洛司命性子沉稳,为人敦厚,又是世家子弟,说话条理清晰倒也是不奇怪。不过以二人对他的了解,他肚子里可没那么多弯弯绕,什么‘朝廷未必没有助长声势的意思’这种话,他可是从来不说的。

果然洛司命接着便道:“第三,说句实在话,以上的两条都是小弟的二叔想出来的。若是小弟来出主意,这件事早就通传天下了。”

匡鹿和凌公子相视一笑,心道这才对。

洛司命正色道:“再说说我们洛剑山庄赠与兵器之事,那并非挑衅,而是我洛剑山庄的诚意。我刚才提过了,这次大会,各位将会以武器拼斗,炼成兵心兵胆。可是两位也该知道,这兵心兵胆纵然最后炼了出来,那可不是要拿来摆着看,而是要拿来铸兵的。我们苦苦寻找到了材料,最后乃是要拿去熔炼。因此不管是谁家的神兵利器获胜,最终都是只得熔毁一途。”

匡鹿这才品味出了三分意思,露出深思神色。

洛司命道:“但武林中人视自家独门兵器重若性命,不管我们洛剑山庄如何许以厚利,也未必舍得拿出来给我们熔炼。我们自己就是铸炼出身,深知武人与武器之间的因缘深厚,难以割舍。再说也不忍要武林同道们为我们作出这种事。因此我洛剑山庄便自出材料,为各位赴会的英雄提供兵刃。各位到会的英雄可在自己的佩兵与我们提供的武器之间挑选一柄赴会。此乃我洛剑山庄为武林同道所献上的最大的诚意。”

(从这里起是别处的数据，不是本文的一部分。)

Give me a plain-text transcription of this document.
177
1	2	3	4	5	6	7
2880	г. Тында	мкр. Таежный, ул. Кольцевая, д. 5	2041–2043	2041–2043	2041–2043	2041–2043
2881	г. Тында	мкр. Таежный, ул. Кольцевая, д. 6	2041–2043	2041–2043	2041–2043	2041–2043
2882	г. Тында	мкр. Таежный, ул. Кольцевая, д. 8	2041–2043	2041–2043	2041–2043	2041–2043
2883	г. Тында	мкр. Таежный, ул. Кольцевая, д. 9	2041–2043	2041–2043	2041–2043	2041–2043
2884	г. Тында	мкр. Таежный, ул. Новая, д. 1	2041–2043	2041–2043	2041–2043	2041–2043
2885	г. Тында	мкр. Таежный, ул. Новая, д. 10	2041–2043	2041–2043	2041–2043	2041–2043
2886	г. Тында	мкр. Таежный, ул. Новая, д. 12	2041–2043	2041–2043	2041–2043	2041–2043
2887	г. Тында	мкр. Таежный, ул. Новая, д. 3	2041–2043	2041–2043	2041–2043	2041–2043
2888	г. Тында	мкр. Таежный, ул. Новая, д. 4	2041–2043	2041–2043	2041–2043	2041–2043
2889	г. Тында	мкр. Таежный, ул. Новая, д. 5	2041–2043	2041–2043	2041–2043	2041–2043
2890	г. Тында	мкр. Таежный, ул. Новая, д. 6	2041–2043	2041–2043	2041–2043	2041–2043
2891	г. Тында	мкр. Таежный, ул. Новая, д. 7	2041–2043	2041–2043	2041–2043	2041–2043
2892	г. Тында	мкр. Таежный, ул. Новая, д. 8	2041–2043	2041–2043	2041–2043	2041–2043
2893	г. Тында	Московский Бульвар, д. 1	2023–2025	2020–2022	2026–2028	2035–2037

若是旁人说这句话,两人都要怀疑一二,但却知道洛司命其人说一不二,他不是伪装出来的老实,而是真的为人正直,循规蹈矩,二人这才弄明白了洛剑山庄的意思。

洛司命将竹剑递还给凌公子。

“这剑便是送给你庐山剑观的,上元节前三天,到会之日须得与请柬一同出示,可别现在还我。”

凌公子哭笑不得:“合着我还得替你们多保管这破竹竿十来天?真是欠了你的。”

洛司命甚有风度,笑道:“你出入皆有师兄弟随行,我看这竹剑你怕是连一炷香的时间都没背过,这样也向我抱怨?”

言罢哈哈大笑,刚才不愉快的气氛消散在笑声中。

三人本是好友,一将这件事说通,心结尽去,片刻又再饮起酒来。

这一喝直喝到斜晖映落,日薄西山,洛司命方才一拱手道:“小弟不胜酒力,晚上还有事处理。来日方长,两位仁兄既然已经到了湖州,便让小弟一尽地主之谊。太湖剑岛的主岛洛剑如今为了炼神铸会一事全面封锁,不得进入。但二人可去小弟的居所剑陵岛上暂住。那里同为太湖剑岛之一,风光宜人,能尽揽太湖之美,而且有小弟珍藏多年的名剑可供参观。”

匡鹿本是个爱游历的性子,听完便觉向往,凌公子却道:“看剑看湖有什么意思?还不如留在这镇子上好玩。你珍藏多年的剑,还是留着自己看吧。”

洛司命失笑道:“珍藏多年的除了剑,还有数百坛美酒。得知二位仁兄要来,小弟岂可轻慢?”

这才哄得凌公子甘心前往。

三人坐言起行,便径直往莲花藕地去了。

莲花藕地被江湖上传的玄之又玄,据说莲花藕地连绵数十里不绝,乃是个厉害的阵法,里面虚实相生,乃是洛剑山庄所在地,太湖剑岛唯一的屏藩。因着白王七冠的名头,此说被江湖上的人传的越来越玄乎。

然知道真相的人,却清楚此说大谬不已。

与其说莲花藕地是太湖剑岛的屏藩,不如说莲花藕地是唯一可以真正到达太湖剑岛的入口。

太湖水域宽广,但是行舟的船夫都知道,太湖南边的水域,乃是属于洛剑山庄洛家所独有。擅自闯进太湖剑岛所在水域者,杀无赦。

太湖剑岛位于水上,却防卫森严,岛上生人勿近。

唯有从莲花藕地中穿行而过,经由门人认证过的人,才被认为是洛剑山庄的客人。因此上莲花藕地起到的并非是保护洛剑山庄,而是起到保护外来人的作用。

三人乘舟行过,过的半个时辰,岸边出现一个孤单的身影悄悄眺望,不爽的咋舌。

此人正是一路跟来的渣痞。

以这三人的武功修为而论,渣痞莫说是跟踪,就是想要偷听站近些也立刻会被发觉。不过渣痞在六扇门倒是学到有一点好,如今颇有自知之明。当年他第一面见到明非真的时候大呼小叫,结果被拍进土里的事现在偶尔还能回想起来。面对这些武林高手渣痞现在是能躲就躲。他刚才连人家手底下两个看门的都打不过,自然不会觉得自己能是那年轻公子的对手。